Solar Power, and Net Metering (Part 1)

Solar power in the United States is taking off quite vigorously, and installations of solar panels have begun to soar. This quarter, 53% of electricity coming from new installations this year is being generated by solar panels. From 2007, solar installations have gone up by 12 fold, and terms like ‘Gigawatts’ (one of which is enough to power 16 million 60-watt light bulbs continuously) are used on a quarterly basis to describe growth rather than as an end goal.

This isn’t an industry, however, that has pulled itself up by its bootstraps so to speak: alongside significant tax incentives offered on both the state and federal level, states, utilities and newly rising firms have come up with clever financing schemes and policies to help bolster solar growth in the hopes that this nascent industry will center its technological development, and thus jobs for said development in the United States: a move that China is fighting, quite literally, through state-sponsored espionage and cyber-attacks.

One of the most important demand-side benefits that has been developed in many states is what is known as ‘Net-Metering.’ What this policy does, is it allows those people who install solar panels on their home to effectively sell power that the system owner does not use, back to the utility at the rate the utility charges the customer.
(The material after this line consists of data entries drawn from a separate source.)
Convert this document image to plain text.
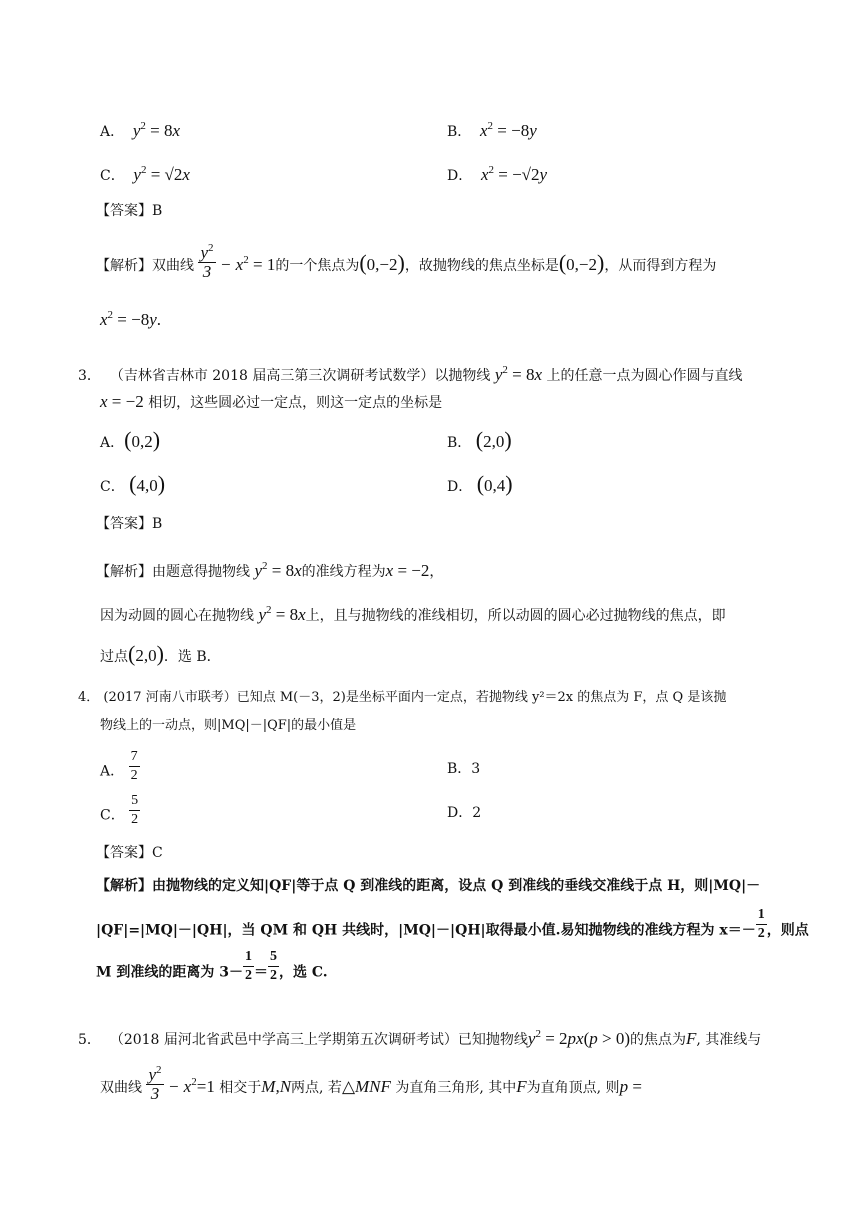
A．  $y^2 = 8x$	B．  $x^2 = -8y$
C．  $y^2 = √2x$	D．  $x^2 = -√2y$
【答案】B
【解析】双曲线 $\frac{y^2}{3} - x^2 = 1$的一个焦点为(0,−2)，故抛物线的焦点坐标是(0,−2)，从而得到方程为
$x^2 = -8y$.
3． （吉林省吉林市 2018 届高三第三次调研考试数学）以抛物线 $y^2 = 8x$ 上的任意一点为圆心作圆与直线
x = −2 相切，这些圆必过一定点，则这一定点的坐标是
A．(0,2)	B． (2,0)
C． (4,0)	D． (0,4)
【答案】B
【解析】由题意得抛物线 $y^2 = 8x$的准线方程为x = −2，
因为动圆的圆心在抛物线 $y^2 = 8x$上，且与抛物线的准线相切，所以动圆的圆心必过抛物线的焦点，即
过点(2,0)．选 B．
4． (2017 河南八市联考）已知点 M(－3，2)是坐标平面内一定点，若抛物线 y²＝2x 的焦点为 F，点 Q 是该抛
物线上的一动点，则|MQ|－|QF|的最小值是
A． $\frac{7}{2}$	B．3
C． $\frac{5}{2}$	D．2
【答案】C
【解析】由抛物线的定义知|QF|等于点 Q 到准线的距离，设点 Q 到准线的垂线交准线于点 H，则|MQ|－
|QF|=|MQ|－|QH|，当 QM 和 QH 共线时，|MQ|－|QH|取得最小值.易知抛物线的准线方程为 $x=- \frac{1}{2}$ ，则点
M 到准线的距离为 $3- \frac{1}{2} = \frac{5}{2}$ ，选 C.
5． （2018 届河北省武邑中学高三上学期第五次调研考试）已知抛物线$y^2 = 2px(p > 0)$的焦点为F, 其准线与
双曲线 $\frac{y^2}{3} - x^2=1$ 相交于M,N两点, 若△MNF 为直角三角形, 其中F为直角顶点, 则p =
This power is then distributed back onto the powerlines, and used to feed electricity usage by the utilities’ other customers. This is a good model for a number of reasons, distributed generation leads to ‘cleaner’ electricity with less kilowatt loss since it travels shorter distances to reach homes than centralized generation does, meaning that a kilowatt generated on the neighbors house is more efficient at powering your home than that same kilowatt generated at a dam 30 miles away. Even so, many states are considering removing existing Net-Metering legislation, and while this would be a huge blow to the solar industry as a whole, there is a reasonable argument for doing so. In order to see why, the utility’s side must be analyzed as well.

If the primary cost of electricity came from its physical generation, no issue in this market would exist, but one of the reasons why the energy economics is so fascinating is because it is what economists call a ‘Natural Monopoly.’ Generally, monopolies are considered an inefficient use of resources, since they typically will sell goods at a higher price than if the market were competitive, and at a higher cost of production per unit as well. Natural monopolies are the exception to this rule, because they require extremely high ‘Fixed Costs’ that are incurred before any production begins. Think about it like this: there is some fixed amount of energy that everyone will consume even if energy is free, but we have the choice of producing that energy from multiple power plants, each the same cost to build but each of which have the capacity to provide all of those people energy. In addition, the cost of providing that energy is relatively low: maybe a cent per kilowatt-hour at most. You have the option of producing the energy across several plants each of which incurs a large, upfront cost, or utilizing one plant to produce the energy, albeit at a price slightly higher than if there wasn’t a monopoly in place. This counter intuitively makes a monopoly the most efficient model for providing power to all residents.

Net Metering interferes with this model because it takes advantage of the large fixed costs paid by the utility, and allows owners of solar panels to charge utilities the same price as the utility charges its customers even though the owners of the solar panels are not paying the high fixed costs to maintain and develop energy resources in the United States. This results in the utilities’ facing increasing losses as more and more individuals install solar arrays that produce more power than those individuals consume.